/RPLSH

Kmeans Quantization + Random Projection based Locality Sensitive Hashing

Primary LanguageC++OtherNOASSERTION

Random Projection based Locality Sensitive Hashing

We provide here the codes for Kmeans Quantization + Random Projection based Locality Sensive Hashing (RPLSH). The LSH algorithm is formally described in [1] and the matlab version can be found at here

RPLSH is extremely simple but rather effective. All the previous hashing papers failed to correctly measure the performance of hashing algorithms and the powerfulness of RPLSH was certainly underestimated.

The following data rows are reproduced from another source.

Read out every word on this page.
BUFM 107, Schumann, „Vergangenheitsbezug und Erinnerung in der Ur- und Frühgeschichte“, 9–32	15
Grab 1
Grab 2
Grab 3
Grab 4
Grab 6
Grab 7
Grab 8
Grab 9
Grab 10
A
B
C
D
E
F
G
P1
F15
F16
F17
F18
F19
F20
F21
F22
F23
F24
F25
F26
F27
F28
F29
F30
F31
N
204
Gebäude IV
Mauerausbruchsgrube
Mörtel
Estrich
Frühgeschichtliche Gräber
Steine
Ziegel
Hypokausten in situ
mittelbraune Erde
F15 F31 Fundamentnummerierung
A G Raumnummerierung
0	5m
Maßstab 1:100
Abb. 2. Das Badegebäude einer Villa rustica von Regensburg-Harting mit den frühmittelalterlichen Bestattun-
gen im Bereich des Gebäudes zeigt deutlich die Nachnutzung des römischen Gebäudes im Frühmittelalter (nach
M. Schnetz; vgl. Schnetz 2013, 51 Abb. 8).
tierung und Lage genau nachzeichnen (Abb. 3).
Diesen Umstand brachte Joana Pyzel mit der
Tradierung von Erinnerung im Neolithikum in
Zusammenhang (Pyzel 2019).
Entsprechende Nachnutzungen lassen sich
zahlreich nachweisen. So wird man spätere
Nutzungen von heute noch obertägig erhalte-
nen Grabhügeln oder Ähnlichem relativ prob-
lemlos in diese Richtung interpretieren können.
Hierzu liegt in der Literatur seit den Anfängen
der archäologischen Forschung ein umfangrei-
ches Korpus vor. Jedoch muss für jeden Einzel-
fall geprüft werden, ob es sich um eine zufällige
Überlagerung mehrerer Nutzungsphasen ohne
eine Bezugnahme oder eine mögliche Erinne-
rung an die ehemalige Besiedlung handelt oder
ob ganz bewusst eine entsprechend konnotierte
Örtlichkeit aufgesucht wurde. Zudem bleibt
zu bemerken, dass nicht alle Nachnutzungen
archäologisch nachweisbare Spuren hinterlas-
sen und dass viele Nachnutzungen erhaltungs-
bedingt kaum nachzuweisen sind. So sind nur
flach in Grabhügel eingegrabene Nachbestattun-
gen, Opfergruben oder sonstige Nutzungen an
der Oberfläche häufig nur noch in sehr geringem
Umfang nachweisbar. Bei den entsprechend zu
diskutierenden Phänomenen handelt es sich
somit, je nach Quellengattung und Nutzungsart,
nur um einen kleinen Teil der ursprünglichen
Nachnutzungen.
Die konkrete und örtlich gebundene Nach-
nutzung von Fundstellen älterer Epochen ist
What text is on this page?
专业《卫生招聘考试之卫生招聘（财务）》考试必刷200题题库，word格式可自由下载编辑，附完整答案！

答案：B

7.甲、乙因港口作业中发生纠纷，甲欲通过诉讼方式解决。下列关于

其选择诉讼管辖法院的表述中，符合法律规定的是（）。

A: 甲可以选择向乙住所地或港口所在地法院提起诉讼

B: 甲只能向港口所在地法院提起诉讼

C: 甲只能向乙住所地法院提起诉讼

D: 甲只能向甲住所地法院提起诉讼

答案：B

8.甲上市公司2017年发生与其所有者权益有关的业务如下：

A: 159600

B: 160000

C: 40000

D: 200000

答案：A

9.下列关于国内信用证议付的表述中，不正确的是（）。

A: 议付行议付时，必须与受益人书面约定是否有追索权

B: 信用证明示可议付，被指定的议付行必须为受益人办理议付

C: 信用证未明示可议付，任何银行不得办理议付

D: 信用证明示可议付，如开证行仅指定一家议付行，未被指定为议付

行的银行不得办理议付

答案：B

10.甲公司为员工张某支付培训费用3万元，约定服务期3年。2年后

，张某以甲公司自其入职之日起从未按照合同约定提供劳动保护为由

Please see our paper A Revisit of Hashing Algorithms for Approximate Nearest Neighbor Search for details.

Benchmark data set

The performance was tested without parallelism.

ANN search results

SIFT100nn
GIST100nn

How To Complie

Go to the root directory of RPLSH and make.

cd RPLSH/
make

How To Use

  • Index building

      cd RPLSH/samples/
      ./index data_file index_file nCluster nIter tableNum
    

    Meaning of the parameters:

      nCluster -- parameter for kmeans, how many partitions will be generated
      nIter    -- iteration number for kmeans
      tableNum -- the actual code length will be tableNum*32 bits
    
  • Search with the builded index

      cd RPLSH/samples/
      ./search index_file data_file query_file result_file nGroup initsz querNN
    

    Meaning of the parameters:

      nGroup -- the number of nearest groups will be considered.   
      initsz -- the number of points closest to query in the hamming space will be examined.    
      querNN -- required number of returned neighbors   
    

Output and Input format

Same as that of EFANNA

Parameters to get the index in above Fig.

Indexing:

    RPLSH/samples/index sift_base.fvecs sift.index 1000 100 32
    RPLSH/samples/index gist_base.fvecs gist.index 1000 100 32

Searching:

    RPLSH/samples/search sift.index sift_base.fvecs sift_query.fvecs result 5 100 100
    RPLSH/samples/search sift.index sift_base.fvecs sift_query.fvecs result 5 200 100
    RPLSH/samples/search sift.index sift_base.fvecs sift_query.fvecs result 8 300 100
    RPLSH/samples/search sift.index sift_base.fvecs sift_query.fvecs result 10 400 100
    RPLSH/samples/search sift.index sift_base.fvecs sift_query.fvecs result 15 500 100
    RPLSH/samples/search sift.index sift_base.fvecs sift_query.fvecs result 20 700 100
    RPLSH/samples/search sift.index sift_base.fvecs sift_query.fvecs result 25 900 100
    RPLSH/samples/search sift.index sift_base.fvecs sift_query.fvecs result 30 1000 100
    RPLSH/samples/search sift.index sift_base.fvecs sift_query.fvecs result 40 2000 100
    RPLSH/samples/search sift.index sift_base.fvecs sift_query.fvecs result 50 2000 100
    RPLSH/samples/search sift.index sift_base.fvecs sift_query.fvecs result 70 3000 100
    RPLSH/samples/search sift.index sift_base.fvecs sift_query.fvecs result 100 3000 100
    RPLSH/samples/search sift.index sift_base.fvecs sift_query.fvecs result 100 7000 100

    RPLSH/samples/search gist.index gist_base.fvecs gist_query.fvecs result 5 300 100
    RPLSH/samples/search gist.index gist_base.fvecs gist_query.fvecs result 8 400 100
    RPLSH/samples/search gist.index gist_base.fvecs gist_query.fvecs result 10 600 100
    RPLSH/samples/search gist.index gist_base.fvecs gist_query.fvecs result 15 800 100
    RPLSH/samples/search gist.index gist_base.fvecs gist_query.fvecs result 25 2000 100
    RPLSH/samples/search gist.index gist_base.fvecs gist_query.fvecs result 30 3000 100
    RPLSH/samples/search gist.index gist_base.fvecs gist_query.fvecs result 40 4000 100
    RPLSH/samples/search gist.index gist_base.fvecs gist_query.fvecs result 50 5000 100
    RPLSH/samples/search gist.index gist_base.fvecs gist_query.fvecs result 70 7000 100
    RPLSH/samples/search gist.index gist_base.fvecs gist_query.fvecs result 100 10000 100
    RPLSH/samples/search gist.index gist_base.fvecs gist_query.fvecs result 150 20000 100
    RPLSH/samples/search gist.index gist_base.fvecs gist_query.fvecs result 200 30000 100
    RPLSH/samples/search gist.index gist_base.fvecs gist_query.fvecs result 250 40000 100
    RPLSH/samples/search gist.index gist_base.fvecs gist_query.fvecs result 300 80000 100

[1]: Moses S. Charikar: Similarity estimation techniques from rounding algorithms. Proceedings of the thiry-fourth annual ACM symposium on Theory of computing, 2002.